For one thing, this can only be justified using 20/20 hindsight. What if the Japan didn’t surrender after the second atomic bomb was dropped? If you keep using them, then you will eventually reach the point where the death toll in the “mass destruction” scenario exceeds your “invasion” scenario estimates anyway.
Secondly … If the estimated casualty count of an invasion is too high, then don’t invade at all. It’s not like Japan was located on the U.S. border and would be a threat to the U.S. indefinitely. Its ability to project military force over long distances had ended long before August of 1945.
Hiroshima was a major port and a military headquarters, and therefore a strategic target.
Hiroshima was chosen as the first target due to its military and industrial values. As a military target, Hiroshima was a major army base that housed the headquarters of the Japanese 5th Division and the 2nd Army Headquarters. It was also an important port in southern Japan and a communications center.

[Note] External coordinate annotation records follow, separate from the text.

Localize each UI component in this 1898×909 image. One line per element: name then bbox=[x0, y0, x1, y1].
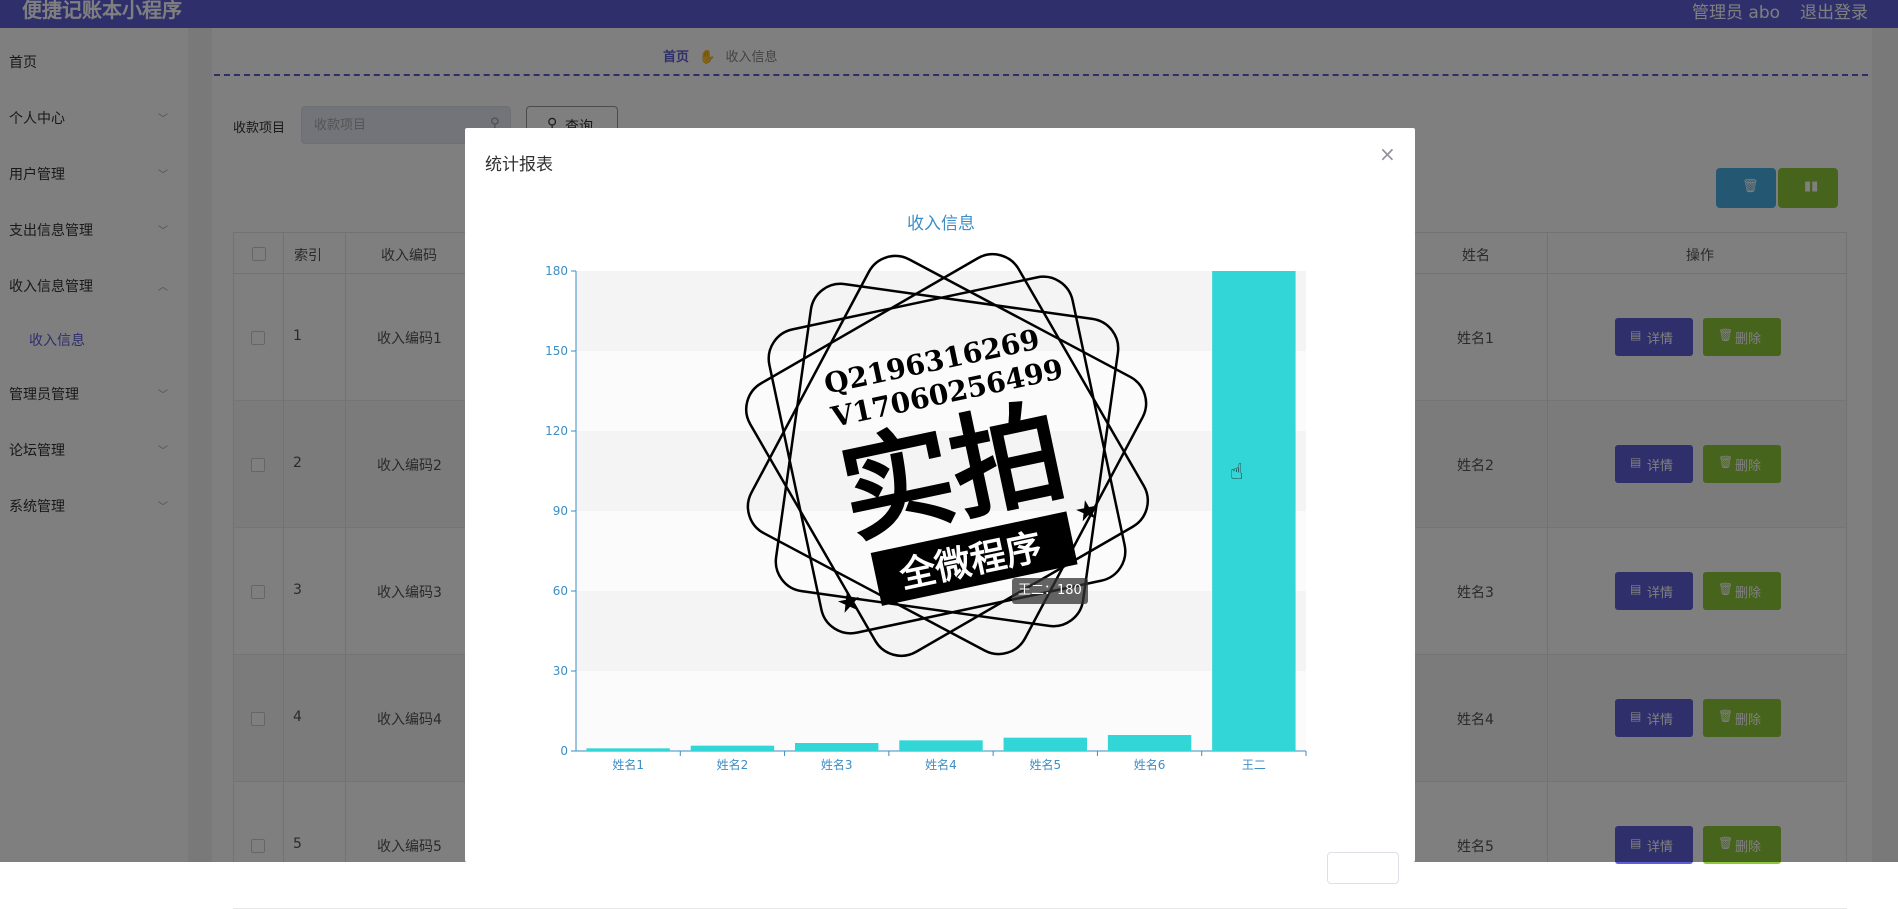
bar bbox=[1107, 735, 1192, 751]
x-tick-label: 姓名4 bbox=[925, 757, 957, 772]
y-tick-label: 180 bbox=[545, 264, 568, 278]
bar bbox=[899, 740, 983, 751]
bar bbox=[1003, 737, 1087, 751]
bar bbox=[795, 743, 879, 751]
y-tick-label: 90 bbox=[553, 504, 568, 518]
grid-band bbox=[576, 671, 1306, 751]
y-tick-label: 120 bbox=[545, 424, 568, 438]
x-tick-label: 姓名6 bbox=[1134, 757, 1166, 772]
bar bbox=[586, 748, 670, 751]
x-tick-label: 姓名1 bbox=[612, 757, 644, 772]
y-tick-label: 150 bbox=[545, 344, 568, 358]
chart-tooltip: 王二：180 bbox=[1012, 578, 1088, 604]
y-tick-label: 0 bbox=[560, 744, 568, 758]
x-tick-label: 姓名5 bbox=[1029, 757, 1061, 772]
hand-cursor-icon: ☝ bbox=[1230, 460, 1244, 485]
x-tick-label: 姓名3 bbox=[821, 757, 853, 772]
chart-title: 收入信息 bbox=[907, 214, 975, 234]
watermark-stamp: Q2196316269 V17060256499 实拍 全微程序 ★ ★ bbox=[744, 252, 1150, 658]
y-tick-label: 30 bbox=[553, 664, 568, 678]
bar bbox=[1212, 271, 1296, 751]
y-tick-label: 60 bbox=[553, 584, 568, 598]
bar bbox=[690, 745, 775, 751]
x-tick-label: 姓名2 bbox=[717, 757, 749, 772]
dialog-footer-button[interactable] bbox=[1327, 852, 1399, 884]
svg-text:★: ★ bbox=[833, 583, 864, 620]
x-tick-label: 王二 bbox=[1242, 758, 1266, 772]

https://ww2db.com/battle_spec.php?battle_id=49
That is the most idiot thing I’ve heard in a while. Just don’t invade! Wow, they really needed you around in 1945. I guess the hell with the thousands of US POWs in Japan. Just abandon them to save enemy lives.

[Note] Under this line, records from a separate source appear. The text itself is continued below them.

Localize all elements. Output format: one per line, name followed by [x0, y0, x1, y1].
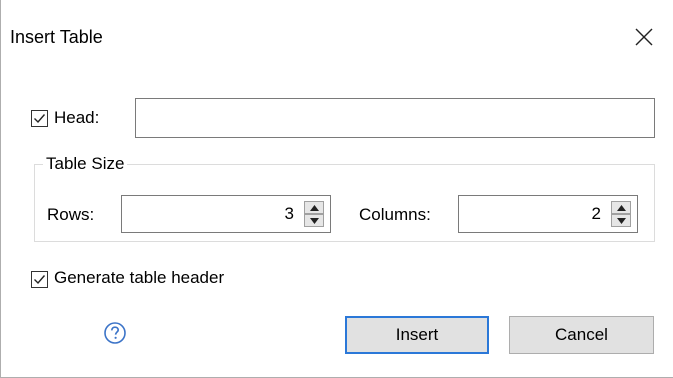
triangle-down-icon [310, 218, 319, 224]
insert-button[interactable]: Insert [345, 316, 489, 354]
rows-label: Rows: [47, 205, 95, 224]
cancel-button[interactable]: Cancel [509, 316, 654, 354]
triangle-down-icon [617, 218, 626, 224]
table-size-legend: Table Size [43, 153, 128, 175]
rows-value[interactable]: 3 [285, 196, 294, 232]
help-button[interactable] [104, 322, 126, 344]
checkmark-icon [34, 114, 46, 124]
columns-value[interactable]: 2 [592, 196, 601, 232]
checkmark-icon [34, 275, 46, 285]
triangle-up-icon [617, 205, 626, 211]
rows-spin-buttons [304, 201, 324, 227]
title-bar: Insert Table [1, 0, 673, 72]
rows-decrement-button[interactable] [304, 214, 324, 227]
head-label: Head: [54, 108, 100, 127]
close-button[interactable] [629, 22, 659, 52]
columns-label: Columns: [359, 205, 431, 224]
generate-header-checkbox[interactable] [31, 271, 48, 288]
head-checkbox[interactable] [31, 110, 48, 127]
generate-header-label: Generate table header [54, 268, 225, 287]
rows-spinner[interactable]: 3 [121, 195, 331, 233]
close-icon [635, 28, 653, 46]
columns-increment-button[interactable] [611, 201, 631, 214]
columns-spinner[interactable]: 2 [458, 195, 638, 233]
help-icon [104, 322, 126, 344]
columns-decrement-button[interactable] [611, 214, 631, 227]
columns-spin-buttons [611, 201, 631, 227]
head-input[interactable] [135, 98, 655, 138]
rows-increment-button[interactable] [304, 201, 324, 214]
triangle-up-icon [310, 205, 319, 211]
dialog-title: Insert Table [10, 27, 103, 47]
insert-table-dialog: Insert Table Head: Table Size Rows: 3 Co… [0, 0, 673, 378]
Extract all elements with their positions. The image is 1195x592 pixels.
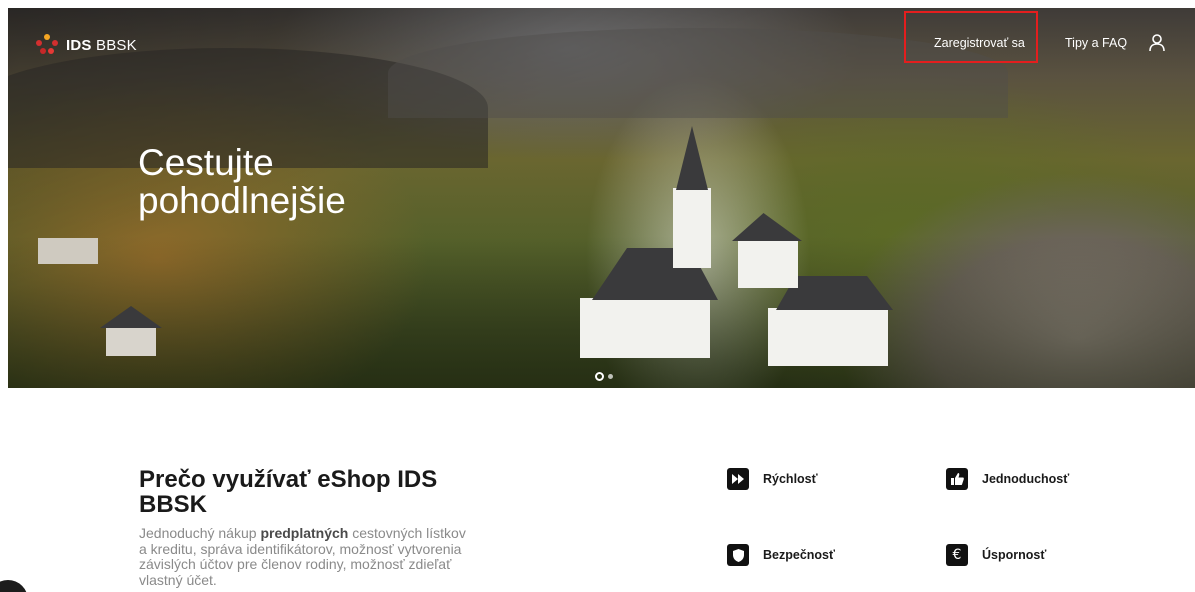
feature-label: Bezpečnosť [763,548,835,562]
carousel-indicators [595,372,613,381]
hero-banner: IDS BBSK Zaregistrovať sa Tipy a FAQ Ces… [8,8,1195,388]
feature-simplicity: Jednoduchosť [946,468,1069,490]
carousel-dot[interactable] [608,374,613,379]
ids-bbsk-logo[interactable]: IDS BBSK [34,34,137,56]
shield-icon [727,544,749,566]
fast-forward-icon [727,468,749,490]
feature-label: Jednoduchosť [982,472,1070,486]
hero-headline-line2: pohodlnejšie [138,180,346,221]
register-highlight-box [904,11,1038,63]
logo-text: IDS BBSK [66,36,137,54]
faq-link[interactable]: Tipy a FAQ [1065,36,1127,50]
feature-label: Úspornosť [982,548,1047,562]
feature-label: Rýchlosť [763,472,818,486]
hero-headline-line1: Cestujte [138,142,274,183]
hero-headline: Cestujte pohodlnejšie [138,144,346,220]
user-account-icon[interactable] [1148,33,1166,53]
section-title: Prečo využívať eShop IDS BBSK [139,466,438,518]
feature-speed: Rýchlosť [727,468,818,490]
feature-security: Bezpečnosť [727,544,835,566]
thumbs-up-icon [946,468,968,490]
chat-widget-button[interactable] [0,580,28,592]
section-description: Jednoduchý nákup predplatných cestovných… [139,525,466,588]
carousel-dot-active[interactable] [595,372,604,381]
logo-mark-icon [34,34,60,56]
feature-savings: € Úspornosť [946,544,1046,566]
euro-icon: € [946,544,968,566]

You have the viewpoint of someone who never spend a day in uniform.
Tell us how you explain to families of POWs that you have abandoned their son to his fate to protect Japanese lives.
Your wrong.
“Invading Japan would have cost millions of lives.”
For one thing, this can only be justified using 20/20 hindsight.”
Not to a US military that just wrapped up the incomplete battle of Okinawa. We basically sealed off the northern half of the island and called it a win. It was a horrific battle on the first home island. We knew exactly what would happen invading the rest of Japan. Postwar intelligence confirmed they were right.
It’s called complete unconditional surrender period. No quarter given. Total war.
>>I never understood this silly rationale for dropping atomic bombs on civilian populations: “Invading Japan would have cost millions of lives.”
Invading Japan would have cost millions of *American* lives. It’s not our job to minimize enemy casualties; that’s the enemy commanders job.
Continuing the war would have caused MORE DEATH than ending the war even by the brutal means of using two nukes. A lot of people were dying every day that war continued.
Sitting back and waiting would have resulted in those deaths continuing AND 4-6 million Japanese starving to death in the next 6 months. So no, even sitting back and just blockading and bombing as usual was a more expensive option in terms of the total number of deaths.
” never understood this silly rationale for dropping atomic bombs on civilian populations: “Invading Japan would have cost millions of lives.”
For one thing, this can only be justified using 20/20 hindsight. What if the Japan didn’t surrender after the second atomic bomb was dropped? If you keep using them, then you will eventually reach the point where the death toll in the “mass destruction” scenario exceeds your “invasion” scenario estimates anyway.”
Silly rationale??!! Really? Apparently, you’re not aware of the context in which the decision was made. The island (Tarawa, Peleilu, Iwo Jima, Okinawa, etc) fighting throughout the Pacific was brutal with the Japanese fighting to the last man (their militaristic culture forbade surrender). Civilians were jumping off cliffs (some holding children) to their deaths based on Japanese propaganda regarding the Allies. The proposed invasion scenario of millions of deaths was very plausible based upon this history. Also, remember that the Japanese were still in Manchuria working to death thousands of prisoners/day. Their militaristic, fanatical culture simply wouldn’t allow for a surrender as noted above.
The only way you break that is to break their will. Seeing that surrender would not be the case, the two choices Truman had were both horrible; in my view, he made the “less bad” of the two. To underscore the Japanese fanaticism, they only surrendered six days after THE SECOND BOMB was dropped on Nagasaki.
As for 20/20 hindsight, here’s where that comes in. Dropping those bombs, as horrible as it was, probably saved lives in the future as it dissuaded countries from using more powerful weapons.
Totally blockading Japan and waiting for them to surrender due to starvation would have taken who-knows-how-long, and meanwhile you are still losing people. Additionally, the Japanese still had over one million troops throughput China and great Asia. We had to force their surrender.
The Japanese political and military structure had to be destroyed. They would have remained a continuous threat otherwise.
If they had not surrendered after Nagasaki, we would have invaded on schedule. As more bombs (maybe a dozen) came online, they would have been employed as tactical nuclear weapons, including on the advance across the Kanto Plain to Tokyo.